Here is how keywords response output look--

[{ "rank": "1", "name": "type_of_material", "value": "News" }, { "rank": "6", "name": "persons", "value": "Romney, Mitt" }, { "rank": "7", "name": "subject", "value": "Presidential Election of 2012" }, { "rank": "8", "name": "organizations", "value": "Republican Party" }, { "rank": "9", "name": "glocations", "value": "Virginia" }]

Tesla is renowned for its Electric and Hybrid Vehicles, is an Automobile firm and major forerunner in designing driverless and semiautonomous cars, hence these results meet our expectations for articles about Tesla.

In [4]:
# Extracting subjects about which the articles talks about, after parsing keywords column
all_subjects=[]

for idx,i in df.iterrows():
        # subject
        subjects = []
        # convert str to list 
        i['keywords']= ast.literal_eval(i['keywords'])
        
        #Iterate over list of dictionaries- Similarly names of persons, organizations, glocations can be extracted
        for x in range(0,len(i['keywords'])):
            if 'subject' in i['keywords'][x]['name']:
                subjects.append(i['keywords'][x]['value'])
                all_subjects.append(i['keywords'][x]['value'])
                
        #print(subjects, idx)
        df.loc[idx,'subject'] = str(subjects)

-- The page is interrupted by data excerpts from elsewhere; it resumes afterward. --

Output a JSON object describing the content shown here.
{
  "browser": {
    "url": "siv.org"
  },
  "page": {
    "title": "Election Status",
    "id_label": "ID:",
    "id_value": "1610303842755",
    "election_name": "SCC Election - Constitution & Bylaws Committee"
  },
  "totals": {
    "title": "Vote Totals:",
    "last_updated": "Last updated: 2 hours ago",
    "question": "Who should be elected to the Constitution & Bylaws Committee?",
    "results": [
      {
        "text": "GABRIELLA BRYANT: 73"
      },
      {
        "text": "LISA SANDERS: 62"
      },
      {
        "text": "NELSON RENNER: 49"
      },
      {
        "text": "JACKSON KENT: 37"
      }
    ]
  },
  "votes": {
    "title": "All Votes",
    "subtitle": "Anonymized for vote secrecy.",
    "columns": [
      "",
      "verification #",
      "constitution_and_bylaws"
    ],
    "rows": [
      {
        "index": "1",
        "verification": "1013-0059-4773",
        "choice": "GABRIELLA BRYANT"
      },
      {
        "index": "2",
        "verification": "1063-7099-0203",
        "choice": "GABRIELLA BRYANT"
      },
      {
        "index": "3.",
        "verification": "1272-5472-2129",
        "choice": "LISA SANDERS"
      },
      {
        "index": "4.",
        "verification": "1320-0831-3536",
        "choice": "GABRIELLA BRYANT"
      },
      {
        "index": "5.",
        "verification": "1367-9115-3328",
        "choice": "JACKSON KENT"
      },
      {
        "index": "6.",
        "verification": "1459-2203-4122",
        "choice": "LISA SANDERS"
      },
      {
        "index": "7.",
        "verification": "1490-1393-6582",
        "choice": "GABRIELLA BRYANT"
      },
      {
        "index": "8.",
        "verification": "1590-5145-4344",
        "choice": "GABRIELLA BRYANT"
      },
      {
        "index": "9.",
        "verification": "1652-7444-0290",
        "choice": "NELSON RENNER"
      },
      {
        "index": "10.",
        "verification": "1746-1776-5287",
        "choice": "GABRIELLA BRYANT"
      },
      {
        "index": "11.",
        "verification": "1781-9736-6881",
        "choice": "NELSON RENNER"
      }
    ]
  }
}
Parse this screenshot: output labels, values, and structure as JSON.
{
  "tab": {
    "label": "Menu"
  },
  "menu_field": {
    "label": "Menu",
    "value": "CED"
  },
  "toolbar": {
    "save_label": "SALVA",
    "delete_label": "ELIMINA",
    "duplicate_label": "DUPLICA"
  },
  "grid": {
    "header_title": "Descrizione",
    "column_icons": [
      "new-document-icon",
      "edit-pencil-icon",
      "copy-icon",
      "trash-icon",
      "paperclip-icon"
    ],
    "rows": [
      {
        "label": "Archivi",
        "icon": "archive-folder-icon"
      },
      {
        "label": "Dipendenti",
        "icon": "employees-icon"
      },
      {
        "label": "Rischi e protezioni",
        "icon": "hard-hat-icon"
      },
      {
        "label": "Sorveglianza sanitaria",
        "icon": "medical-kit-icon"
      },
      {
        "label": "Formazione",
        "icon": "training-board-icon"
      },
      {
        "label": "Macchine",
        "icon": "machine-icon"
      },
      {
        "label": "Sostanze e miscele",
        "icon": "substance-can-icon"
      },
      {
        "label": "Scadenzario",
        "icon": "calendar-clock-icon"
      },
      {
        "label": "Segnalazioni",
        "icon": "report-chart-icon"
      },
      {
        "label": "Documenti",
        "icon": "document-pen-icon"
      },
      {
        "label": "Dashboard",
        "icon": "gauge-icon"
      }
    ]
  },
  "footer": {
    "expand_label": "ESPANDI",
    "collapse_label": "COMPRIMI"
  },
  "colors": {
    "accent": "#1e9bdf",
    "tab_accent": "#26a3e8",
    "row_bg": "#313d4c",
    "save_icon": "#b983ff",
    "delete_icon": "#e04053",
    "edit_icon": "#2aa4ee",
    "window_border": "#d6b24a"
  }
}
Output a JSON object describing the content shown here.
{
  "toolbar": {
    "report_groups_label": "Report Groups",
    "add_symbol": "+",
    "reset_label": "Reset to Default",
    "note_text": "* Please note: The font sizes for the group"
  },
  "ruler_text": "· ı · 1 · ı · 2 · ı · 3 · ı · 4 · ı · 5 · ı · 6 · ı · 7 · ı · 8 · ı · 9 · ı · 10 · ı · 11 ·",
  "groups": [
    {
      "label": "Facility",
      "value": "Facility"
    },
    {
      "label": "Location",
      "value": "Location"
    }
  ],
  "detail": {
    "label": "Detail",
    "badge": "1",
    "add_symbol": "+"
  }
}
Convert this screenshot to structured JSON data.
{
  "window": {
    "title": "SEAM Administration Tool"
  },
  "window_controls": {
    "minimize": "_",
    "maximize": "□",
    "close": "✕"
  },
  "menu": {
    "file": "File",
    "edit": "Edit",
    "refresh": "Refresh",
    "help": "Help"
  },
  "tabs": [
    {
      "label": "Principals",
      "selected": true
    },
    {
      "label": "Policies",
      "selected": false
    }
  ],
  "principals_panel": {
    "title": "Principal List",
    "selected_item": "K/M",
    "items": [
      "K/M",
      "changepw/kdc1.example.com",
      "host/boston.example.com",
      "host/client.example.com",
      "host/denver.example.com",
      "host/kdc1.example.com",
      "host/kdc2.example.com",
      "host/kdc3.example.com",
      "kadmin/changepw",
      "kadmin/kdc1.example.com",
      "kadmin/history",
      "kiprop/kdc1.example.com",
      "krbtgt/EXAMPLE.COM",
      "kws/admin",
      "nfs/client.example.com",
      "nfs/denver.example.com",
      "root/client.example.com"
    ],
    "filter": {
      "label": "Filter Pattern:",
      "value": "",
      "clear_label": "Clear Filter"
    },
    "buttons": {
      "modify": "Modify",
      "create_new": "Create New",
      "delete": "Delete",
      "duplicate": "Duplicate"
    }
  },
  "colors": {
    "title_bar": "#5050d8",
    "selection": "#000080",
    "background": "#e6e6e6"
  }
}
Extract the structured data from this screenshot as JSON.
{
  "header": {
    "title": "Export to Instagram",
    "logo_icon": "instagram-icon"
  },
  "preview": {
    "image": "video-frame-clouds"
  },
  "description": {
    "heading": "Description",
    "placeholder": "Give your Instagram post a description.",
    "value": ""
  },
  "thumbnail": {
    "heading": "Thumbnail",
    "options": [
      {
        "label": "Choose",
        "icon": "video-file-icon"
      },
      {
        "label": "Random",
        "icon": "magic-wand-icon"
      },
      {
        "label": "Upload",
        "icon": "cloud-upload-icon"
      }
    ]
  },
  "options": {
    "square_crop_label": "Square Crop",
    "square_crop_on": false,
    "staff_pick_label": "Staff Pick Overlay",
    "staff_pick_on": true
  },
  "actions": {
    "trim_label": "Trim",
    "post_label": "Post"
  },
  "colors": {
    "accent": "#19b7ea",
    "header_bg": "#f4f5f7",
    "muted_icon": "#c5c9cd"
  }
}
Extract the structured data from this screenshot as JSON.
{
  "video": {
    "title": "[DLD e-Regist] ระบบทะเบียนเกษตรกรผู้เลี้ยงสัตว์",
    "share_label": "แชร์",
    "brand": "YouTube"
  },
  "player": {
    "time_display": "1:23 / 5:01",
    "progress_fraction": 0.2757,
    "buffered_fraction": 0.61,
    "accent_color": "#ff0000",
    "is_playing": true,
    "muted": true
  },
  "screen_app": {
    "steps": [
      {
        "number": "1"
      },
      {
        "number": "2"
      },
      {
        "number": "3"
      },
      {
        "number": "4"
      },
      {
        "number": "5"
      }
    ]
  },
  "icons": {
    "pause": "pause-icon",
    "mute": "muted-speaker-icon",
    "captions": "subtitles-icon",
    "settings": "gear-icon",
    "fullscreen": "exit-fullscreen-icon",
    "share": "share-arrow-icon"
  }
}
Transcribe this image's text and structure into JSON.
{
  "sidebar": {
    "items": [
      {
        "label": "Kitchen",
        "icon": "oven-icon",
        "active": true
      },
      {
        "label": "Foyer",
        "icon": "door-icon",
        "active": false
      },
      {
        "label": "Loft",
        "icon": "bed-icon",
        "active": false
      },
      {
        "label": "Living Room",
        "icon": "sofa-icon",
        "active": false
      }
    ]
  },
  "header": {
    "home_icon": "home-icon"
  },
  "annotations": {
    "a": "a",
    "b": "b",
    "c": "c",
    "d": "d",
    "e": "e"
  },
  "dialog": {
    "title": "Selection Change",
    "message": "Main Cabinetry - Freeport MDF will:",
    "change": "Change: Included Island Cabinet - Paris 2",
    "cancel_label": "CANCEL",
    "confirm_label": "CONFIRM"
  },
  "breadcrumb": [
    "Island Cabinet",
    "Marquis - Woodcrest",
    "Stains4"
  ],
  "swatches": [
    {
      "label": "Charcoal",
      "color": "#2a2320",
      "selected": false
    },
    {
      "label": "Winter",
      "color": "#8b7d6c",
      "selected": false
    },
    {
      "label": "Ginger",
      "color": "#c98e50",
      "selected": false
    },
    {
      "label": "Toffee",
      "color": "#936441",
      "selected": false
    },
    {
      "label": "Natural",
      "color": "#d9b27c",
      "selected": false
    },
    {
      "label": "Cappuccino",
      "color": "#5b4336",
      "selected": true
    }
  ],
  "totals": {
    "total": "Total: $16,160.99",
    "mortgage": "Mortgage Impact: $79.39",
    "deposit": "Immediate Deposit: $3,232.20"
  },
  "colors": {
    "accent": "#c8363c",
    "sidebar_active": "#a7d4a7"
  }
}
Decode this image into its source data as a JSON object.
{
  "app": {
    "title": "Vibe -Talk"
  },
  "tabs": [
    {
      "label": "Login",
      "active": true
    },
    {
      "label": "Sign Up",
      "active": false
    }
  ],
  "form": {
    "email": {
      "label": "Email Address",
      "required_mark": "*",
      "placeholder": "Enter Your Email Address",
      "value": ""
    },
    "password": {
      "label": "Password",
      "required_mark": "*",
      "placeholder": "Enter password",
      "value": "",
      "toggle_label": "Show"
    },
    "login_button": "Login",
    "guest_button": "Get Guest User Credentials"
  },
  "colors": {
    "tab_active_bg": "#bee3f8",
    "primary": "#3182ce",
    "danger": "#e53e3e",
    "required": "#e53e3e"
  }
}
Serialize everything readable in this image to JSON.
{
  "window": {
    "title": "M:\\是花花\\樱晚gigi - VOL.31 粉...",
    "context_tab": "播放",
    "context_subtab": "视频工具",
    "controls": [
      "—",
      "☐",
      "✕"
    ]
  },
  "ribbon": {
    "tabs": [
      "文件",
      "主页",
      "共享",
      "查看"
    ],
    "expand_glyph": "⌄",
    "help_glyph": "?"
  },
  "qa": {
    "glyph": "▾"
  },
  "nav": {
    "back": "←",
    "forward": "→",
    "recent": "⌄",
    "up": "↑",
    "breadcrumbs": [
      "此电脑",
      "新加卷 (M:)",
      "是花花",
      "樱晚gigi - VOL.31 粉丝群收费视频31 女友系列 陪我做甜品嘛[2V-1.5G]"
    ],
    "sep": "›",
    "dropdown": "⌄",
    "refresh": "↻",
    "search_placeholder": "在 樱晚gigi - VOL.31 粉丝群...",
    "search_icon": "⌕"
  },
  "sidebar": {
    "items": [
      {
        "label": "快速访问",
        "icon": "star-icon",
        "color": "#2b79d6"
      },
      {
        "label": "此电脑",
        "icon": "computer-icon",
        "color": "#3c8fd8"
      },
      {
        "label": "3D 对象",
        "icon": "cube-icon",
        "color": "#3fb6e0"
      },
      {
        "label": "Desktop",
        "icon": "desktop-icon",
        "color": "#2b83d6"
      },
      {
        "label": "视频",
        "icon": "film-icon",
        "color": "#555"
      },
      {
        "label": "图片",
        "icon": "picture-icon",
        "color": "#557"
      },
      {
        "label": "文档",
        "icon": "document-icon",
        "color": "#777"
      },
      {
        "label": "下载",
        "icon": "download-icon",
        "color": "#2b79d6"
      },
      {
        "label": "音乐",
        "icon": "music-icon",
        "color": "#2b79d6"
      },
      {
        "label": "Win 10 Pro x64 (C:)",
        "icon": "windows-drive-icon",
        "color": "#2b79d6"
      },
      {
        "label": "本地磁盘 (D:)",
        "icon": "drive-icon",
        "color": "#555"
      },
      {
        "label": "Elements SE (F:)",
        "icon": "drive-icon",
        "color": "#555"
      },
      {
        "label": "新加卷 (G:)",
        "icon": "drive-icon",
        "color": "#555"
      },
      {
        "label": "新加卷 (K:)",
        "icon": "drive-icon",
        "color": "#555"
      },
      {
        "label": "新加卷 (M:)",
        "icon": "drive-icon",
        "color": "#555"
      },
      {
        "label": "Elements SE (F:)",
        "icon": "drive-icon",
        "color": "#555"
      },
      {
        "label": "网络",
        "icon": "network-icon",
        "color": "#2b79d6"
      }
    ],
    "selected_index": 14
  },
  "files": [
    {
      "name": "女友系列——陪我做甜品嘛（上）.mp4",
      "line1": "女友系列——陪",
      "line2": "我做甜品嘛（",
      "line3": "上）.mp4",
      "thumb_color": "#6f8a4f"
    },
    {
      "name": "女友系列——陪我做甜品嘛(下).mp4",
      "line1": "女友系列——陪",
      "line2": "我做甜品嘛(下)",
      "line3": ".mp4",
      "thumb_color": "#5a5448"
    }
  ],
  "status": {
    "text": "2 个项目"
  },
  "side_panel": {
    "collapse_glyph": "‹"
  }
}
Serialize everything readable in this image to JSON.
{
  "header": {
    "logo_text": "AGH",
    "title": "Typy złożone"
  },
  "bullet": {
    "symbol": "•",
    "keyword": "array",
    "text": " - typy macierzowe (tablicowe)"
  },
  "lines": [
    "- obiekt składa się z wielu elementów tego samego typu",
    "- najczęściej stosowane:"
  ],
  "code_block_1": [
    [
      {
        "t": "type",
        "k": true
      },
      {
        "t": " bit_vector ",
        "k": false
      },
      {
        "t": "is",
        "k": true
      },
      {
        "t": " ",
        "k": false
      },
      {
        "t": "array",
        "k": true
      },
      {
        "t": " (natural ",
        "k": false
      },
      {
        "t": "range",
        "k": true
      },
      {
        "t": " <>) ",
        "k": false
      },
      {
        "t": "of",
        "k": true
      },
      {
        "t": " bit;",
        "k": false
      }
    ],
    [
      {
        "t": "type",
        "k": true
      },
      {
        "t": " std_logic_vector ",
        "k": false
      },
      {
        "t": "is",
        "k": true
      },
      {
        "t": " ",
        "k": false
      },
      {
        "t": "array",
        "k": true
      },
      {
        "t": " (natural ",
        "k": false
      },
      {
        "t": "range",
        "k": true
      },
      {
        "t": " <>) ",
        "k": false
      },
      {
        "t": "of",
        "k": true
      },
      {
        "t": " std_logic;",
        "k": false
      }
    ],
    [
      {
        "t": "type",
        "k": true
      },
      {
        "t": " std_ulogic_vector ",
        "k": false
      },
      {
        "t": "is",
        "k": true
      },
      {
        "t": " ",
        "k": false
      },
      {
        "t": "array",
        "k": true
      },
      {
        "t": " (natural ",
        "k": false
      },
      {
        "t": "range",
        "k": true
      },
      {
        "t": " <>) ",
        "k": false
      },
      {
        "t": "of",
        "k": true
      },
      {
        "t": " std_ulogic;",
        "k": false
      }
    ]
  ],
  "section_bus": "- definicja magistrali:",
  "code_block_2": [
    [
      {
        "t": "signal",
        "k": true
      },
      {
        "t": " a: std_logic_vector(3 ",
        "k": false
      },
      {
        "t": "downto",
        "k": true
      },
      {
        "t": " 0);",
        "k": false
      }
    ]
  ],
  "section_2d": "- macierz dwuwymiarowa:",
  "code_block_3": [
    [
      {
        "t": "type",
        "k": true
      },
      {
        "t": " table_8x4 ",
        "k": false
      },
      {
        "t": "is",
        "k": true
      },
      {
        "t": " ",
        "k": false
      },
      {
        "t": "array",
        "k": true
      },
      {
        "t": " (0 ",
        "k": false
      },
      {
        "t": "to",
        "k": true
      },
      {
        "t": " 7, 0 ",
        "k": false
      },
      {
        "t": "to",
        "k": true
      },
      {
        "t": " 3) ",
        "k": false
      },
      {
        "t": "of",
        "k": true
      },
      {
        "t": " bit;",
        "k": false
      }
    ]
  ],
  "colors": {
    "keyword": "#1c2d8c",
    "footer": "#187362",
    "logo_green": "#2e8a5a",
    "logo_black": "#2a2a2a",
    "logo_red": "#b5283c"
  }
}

#Frequency of most common subjects 
counts = Counter(all_subjects)
print(" Top 10 Subjects in the NEWS Articles:\n",counts.most_common(10))
 Top 10 Subjects in the NEWS Articles:
 [('Electric and Hybrid Vehicles', 51), ('Stocks and Bonds', 26), ('Automobiles', 24), ('Securities and Commodities Violations', 16), ('Factories and Manufacturing', 14), ('Company Reports', 9), ('Boards of Directors', 9), ('Appointments and Executive Changes', 8), ('Driverless and Semiautonomous Vehicles', 8), ('Traffic Accidents and Safety', 6)]

The subject frequency histogram is plotted. The text is rotated on x axis to avoid overlap, figuresize is also selected to avoid overlap. This gives all the subjects and counts in a glance.

In [5]:
pd.set_option('display.max_colwidth', -1)

#To avoid text overlap rotate xticks and specify figure size. Plotting bar histogram of counts.
plt.figure(figsize=(16,16))
ax = plt.axes()
ax.set_xticklabels(counts.keys(), rotation=90)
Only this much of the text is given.